Matt Barton and Ian Lane continued working together as The Mother Lovers, and released 'Rex' under that name on 'The Great Liverpool Acoustic Experiment' compilation album in 2002. After recruiting Chris Marshall and Barry Southern, the duo renamed themselves Tramp Attack and gigged regularly across Liverpool, including several shows at The Bandwagon night held at The Zanzibar. Liverpool at the time was attracting much interest from record labels large and small, and Tramp Attack proceeded to release records through the London-based Must Destroy record label, such as the band's first album 'Attack, Attack, Attack...'

In the summer of 2006 the band's second album 'Call In Sick' was released on The Viper Label. Following a brief break-up at the start of 2007 the band returned to record a new set of songs adding Tony Dunne back into the line up on keyboards. Tramp Attack continue to perform throughout the city of Liverpool and further afield, such as at the Coniston Festival.

In May 2016, former vocalist Kristian Ealey died aged 38 in Italy.

In January 2022, the track 'Oh!

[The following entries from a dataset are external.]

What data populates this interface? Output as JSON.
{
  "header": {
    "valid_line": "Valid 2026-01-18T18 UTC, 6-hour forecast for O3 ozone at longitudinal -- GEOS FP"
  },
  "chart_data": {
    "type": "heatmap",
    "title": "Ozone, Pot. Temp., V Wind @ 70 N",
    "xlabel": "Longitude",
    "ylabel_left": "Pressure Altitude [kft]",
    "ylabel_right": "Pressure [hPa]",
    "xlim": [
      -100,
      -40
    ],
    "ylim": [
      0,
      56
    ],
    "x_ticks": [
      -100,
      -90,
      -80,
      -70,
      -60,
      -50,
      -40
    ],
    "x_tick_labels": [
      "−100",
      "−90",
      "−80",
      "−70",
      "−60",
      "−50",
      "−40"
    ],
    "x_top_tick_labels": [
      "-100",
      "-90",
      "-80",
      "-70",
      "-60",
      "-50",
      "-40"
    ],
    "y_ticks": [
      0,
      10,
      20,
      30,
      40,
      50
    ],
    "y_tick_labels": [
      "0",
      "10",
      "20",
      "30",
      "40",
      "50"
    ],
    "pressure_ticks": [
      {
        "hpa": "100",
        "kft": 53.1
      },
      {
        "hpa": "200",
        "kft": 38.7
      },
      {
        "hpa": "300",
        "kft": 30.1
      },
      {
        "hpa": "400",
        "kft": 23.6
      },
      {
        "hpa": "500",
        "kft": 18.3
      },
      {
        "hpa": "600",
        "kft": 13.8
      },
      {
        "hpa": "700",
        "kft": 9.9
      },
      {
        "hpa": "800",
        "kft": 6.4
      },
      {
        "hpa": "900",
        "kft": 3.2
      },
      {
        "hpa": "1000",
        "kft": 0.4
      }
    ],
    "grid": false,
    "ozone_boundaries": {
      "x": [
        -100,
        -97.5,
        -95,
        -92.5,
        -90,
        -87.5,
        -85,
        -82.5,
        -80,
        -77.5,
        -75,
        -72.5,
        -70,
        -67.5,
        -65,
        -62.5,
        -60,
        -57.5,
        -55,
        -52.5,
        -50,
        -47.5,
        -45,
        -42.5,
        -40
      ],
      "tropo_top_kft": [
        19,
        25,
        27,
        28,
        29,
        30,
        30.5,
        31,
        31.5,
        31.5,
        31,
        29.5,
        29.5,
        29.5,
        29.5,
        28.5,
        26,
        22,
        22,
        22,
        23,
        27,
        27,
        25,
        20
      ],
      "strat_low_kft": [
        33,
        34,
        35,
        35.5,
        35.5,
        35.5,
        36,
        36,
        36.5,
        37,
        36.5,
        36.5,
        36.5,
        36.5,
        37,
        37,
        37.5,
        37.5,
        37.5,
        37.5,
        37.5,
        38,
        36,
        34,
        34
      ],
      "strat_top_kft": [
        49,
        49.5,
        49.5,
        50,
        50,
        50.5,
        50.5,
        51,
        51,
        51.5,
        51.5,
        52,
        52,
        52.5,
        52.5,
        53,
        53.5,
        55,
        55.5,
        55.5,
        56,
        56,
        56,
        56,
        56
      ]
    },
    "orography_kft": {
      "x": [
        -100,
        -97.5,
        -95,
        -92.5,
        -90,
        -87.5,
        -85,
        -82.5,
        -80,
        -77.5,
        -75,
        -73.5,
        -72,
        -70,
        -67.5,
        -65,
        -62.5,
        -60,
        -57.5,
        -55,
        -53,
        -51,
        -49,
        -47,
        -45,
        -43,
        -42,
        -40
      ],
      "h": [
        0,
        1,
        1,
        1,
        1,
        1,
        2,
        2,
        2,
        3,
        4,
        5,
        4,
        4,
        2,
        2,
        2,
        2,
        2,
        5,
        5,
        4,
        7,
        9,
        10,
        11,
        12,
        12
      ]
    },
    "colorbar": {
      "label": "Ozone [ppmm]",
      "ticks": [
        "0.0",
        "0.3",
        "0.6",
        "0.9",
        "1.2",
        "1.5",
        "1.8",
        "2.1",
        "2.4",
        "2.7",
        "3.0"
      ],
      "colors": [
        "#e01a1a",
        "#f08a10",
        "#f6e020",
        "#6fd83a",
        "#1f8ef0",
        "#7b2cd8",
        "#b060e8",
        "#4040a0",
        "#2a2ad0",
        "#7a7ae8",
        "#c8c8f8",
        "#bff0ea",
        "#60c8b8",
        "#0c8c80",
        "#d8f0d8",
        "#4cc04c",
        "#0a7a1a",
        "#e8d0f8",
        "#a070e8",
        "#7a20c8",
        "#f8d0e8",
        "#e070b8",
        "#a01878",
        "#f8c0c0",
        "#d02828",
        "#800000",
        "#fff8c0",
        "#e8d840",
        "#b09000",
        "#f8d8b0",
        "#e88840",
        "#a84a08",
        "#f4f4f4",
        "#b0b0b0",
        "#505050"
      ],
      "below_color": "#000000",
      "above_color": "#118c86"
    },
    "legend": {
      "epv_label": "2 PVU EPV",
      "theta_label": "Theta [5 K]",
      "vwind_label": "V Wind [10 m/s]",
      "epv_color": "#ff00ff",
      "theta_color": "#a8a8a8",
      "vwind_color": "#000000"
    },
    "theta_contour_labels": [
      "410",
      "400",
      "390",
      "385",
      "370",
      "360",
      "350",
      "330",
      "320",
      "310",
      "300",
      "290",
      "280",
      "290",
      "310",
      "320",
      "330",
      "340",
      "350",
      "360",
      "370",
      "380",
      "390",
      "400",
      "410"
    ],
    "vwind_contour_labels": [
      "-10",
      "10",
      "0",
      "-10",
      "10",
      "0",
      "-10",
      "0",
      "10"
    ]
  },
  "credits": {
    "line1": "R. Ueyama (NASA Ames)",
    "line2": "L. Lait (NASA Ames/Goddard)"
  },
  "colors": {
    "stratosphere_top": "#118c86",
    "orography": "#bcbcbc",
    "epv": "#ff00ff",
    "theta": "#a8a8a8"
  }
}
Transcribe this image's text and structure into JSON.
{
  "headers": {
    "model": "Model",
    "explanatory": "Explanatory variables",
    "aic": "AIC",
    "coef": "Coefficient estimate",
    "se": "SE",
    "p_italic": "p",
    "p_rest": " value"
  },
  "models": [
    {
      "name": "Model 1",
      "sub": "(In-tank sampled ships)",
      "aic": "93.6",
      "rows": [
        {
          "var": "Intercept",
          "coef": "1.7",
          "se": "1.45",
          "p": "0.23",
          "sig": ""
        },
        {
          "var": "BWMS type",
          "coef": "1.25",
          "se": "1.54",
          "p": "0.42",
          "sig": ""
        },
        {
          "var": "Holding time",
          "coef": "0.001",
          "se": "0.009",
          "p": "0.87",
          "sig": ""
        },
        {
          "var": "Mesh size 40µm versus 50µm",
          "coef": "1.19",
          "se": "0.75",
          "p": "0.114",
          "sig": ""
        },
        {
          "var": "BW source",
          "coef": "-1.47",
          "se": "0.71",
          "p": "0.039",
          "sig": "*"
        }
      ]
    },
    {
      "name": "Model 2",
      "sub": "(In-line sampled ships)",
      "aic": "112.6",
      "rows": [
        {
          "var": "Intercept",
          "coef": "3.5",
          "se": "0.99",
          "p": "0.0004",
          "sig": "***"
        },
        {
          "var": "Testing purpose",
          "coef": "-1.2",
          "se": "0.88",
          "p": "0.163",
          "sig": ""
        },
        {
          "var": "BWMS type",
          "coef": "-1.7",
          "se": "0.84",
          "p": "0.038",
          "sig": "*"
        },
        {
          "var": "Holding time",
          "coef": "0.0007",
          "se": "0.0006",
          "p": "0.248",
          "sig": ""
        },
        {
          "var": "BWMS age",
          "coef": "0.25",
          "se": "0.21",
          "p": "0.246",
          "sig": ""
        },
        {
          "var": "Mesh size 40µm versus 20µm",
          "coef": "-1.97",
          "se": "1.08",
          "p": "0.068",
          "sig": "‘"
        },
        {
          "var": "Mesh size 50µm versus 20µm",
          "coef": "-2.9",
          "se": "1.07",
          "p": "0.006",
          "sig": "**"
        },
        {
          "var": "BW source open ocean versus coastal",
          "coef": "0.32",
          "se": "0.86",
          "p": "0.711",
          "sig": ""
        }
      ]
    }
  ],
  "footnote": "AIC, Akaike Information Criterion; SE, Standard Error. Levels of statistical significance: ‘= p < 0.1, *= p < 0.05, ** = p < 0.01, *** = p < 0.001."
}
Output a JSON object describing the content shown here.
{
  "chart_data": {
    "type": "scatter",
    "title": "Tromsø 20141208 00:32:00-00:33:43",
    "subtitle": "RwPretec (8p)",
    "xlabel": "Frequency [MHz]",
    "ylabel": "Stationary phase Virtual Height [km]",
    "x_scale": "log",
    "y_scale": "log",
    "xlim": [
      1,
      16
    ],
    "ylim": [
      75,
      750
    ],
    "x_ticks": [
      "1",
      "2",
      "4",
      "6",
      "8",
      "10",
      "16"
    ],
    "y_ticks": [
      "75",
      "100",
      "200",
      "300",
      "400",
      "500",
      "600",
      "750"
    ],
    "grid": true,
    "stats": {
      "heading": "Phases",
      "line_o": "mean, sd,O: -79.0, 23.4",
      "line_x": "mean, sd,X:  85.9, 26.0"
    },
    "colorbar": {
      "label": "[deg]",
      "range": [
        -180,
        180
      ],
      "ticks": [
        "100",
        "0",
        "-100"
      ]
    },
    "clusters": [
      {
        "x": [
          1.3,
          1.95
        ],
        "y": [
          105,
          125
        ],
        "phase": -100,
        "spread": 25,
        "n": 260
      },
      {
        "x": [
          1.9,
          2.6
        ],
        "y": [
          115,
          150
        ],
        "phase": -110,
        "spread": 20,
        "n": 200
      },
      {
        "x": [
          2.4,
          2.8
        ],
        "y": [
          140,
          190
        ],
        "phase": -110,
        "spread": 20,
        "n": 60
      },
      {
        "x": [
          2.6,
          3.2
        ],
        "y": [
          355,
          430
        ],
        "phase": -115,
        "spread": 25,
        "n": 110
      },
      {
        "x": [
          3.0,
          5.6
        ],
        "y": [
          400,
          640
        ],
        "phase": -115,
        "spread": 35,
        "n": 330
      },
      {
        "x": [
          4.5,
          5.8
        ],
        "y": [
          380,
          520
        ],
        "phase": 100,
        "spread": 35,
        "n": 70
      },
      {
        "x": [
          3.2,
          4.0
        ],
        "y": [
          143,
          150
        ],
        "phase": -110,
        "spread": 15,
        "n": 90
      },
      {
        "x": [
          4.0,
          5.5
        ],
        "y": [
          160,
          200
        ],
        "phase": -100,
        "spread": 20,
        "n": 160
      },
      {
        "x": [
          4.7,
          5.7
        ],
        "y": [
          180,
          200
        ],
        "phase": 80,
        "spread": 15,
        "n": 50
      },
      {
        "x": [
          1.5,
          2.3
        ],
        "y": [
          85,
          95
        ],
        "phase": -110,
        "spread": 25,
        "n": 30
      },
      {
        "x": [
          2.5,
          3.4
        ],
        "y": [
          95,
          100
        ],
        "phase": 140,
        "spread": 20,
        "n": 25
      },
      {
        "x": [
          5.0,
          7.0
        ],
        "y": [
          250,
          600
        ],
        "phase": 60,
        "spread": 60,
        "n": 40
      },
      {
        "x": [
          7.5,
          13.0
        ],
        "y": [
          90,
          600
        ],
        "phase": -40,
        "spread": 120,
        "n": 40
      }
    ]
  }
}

When the Sun Goes Down' from the album 'Attack, Attack, Attack...' was featured during the opening titles of the first episode of the BBC drama The Responder.

In April 2022, the band self released an album compiled of previously unreleased recordings titled 'I Got Lost Down the Back of My Couch'.

Former bassist, James Redmond released his debut solo album titled Video City 2 in April 2023 through AV8 Records Ltd.
It features both Ian Lane and Dave McCabe.

==Band members==
===Current members===
- Matt Barton ( Jack Russel) – vocals, guitar (2000–present)
- Ian Lane (a.k.a. Son of John) – drums (2000–present)
- Chris Marshall (a.k.a. Mr. Bravestar) – bass (2002–present)
- Barry Southern (a.k.a. The Ship's Cat) – guitar (2002–present)
- Tony Dunne (a.k.a. Antoine Deschamps) – guitar (2000–2001), keyboards (2007–present)
- Chris Pickering (a.k.a. Johnny Cashpoint) – guitar (2004, 2008, 2023–present)

===Former members===
- Kristian Ealey – vocals (2000–2001)
- Scott Dulson – bass (2000)
- James Redmond – bass (2000–2001)
- Dave McCabe – guitar, vocals (2000–2001)

==Discography==
===Albums===
- Attack! Attack!! Attack!!! (2004)
- Call in Sick (2006)

===Singles===

| Year | Title | Peak chart positions | Album |
UK
| 2001 | "Rocky Hangover" | – | Non-album single |
| 2003 | "Eight Years Since School" | 122 | Attack! Attack!! Attack!!! |
| "Oh! When the Sun Goes Down" | 94 |
| 2004 | "1471" | 86 |

===Compilation appearances===
- The Great Liverpool Acoustic Experiment (2002) "Rex" as The Mother Lovers
- 21st Century Liverpool Underground (2005) "Double Decker Bus", "Swine", "Ladybird", "Broken Man", and "Barrel of Fun".
- The Engine Room presents...vol. III (2006) "Two Feet".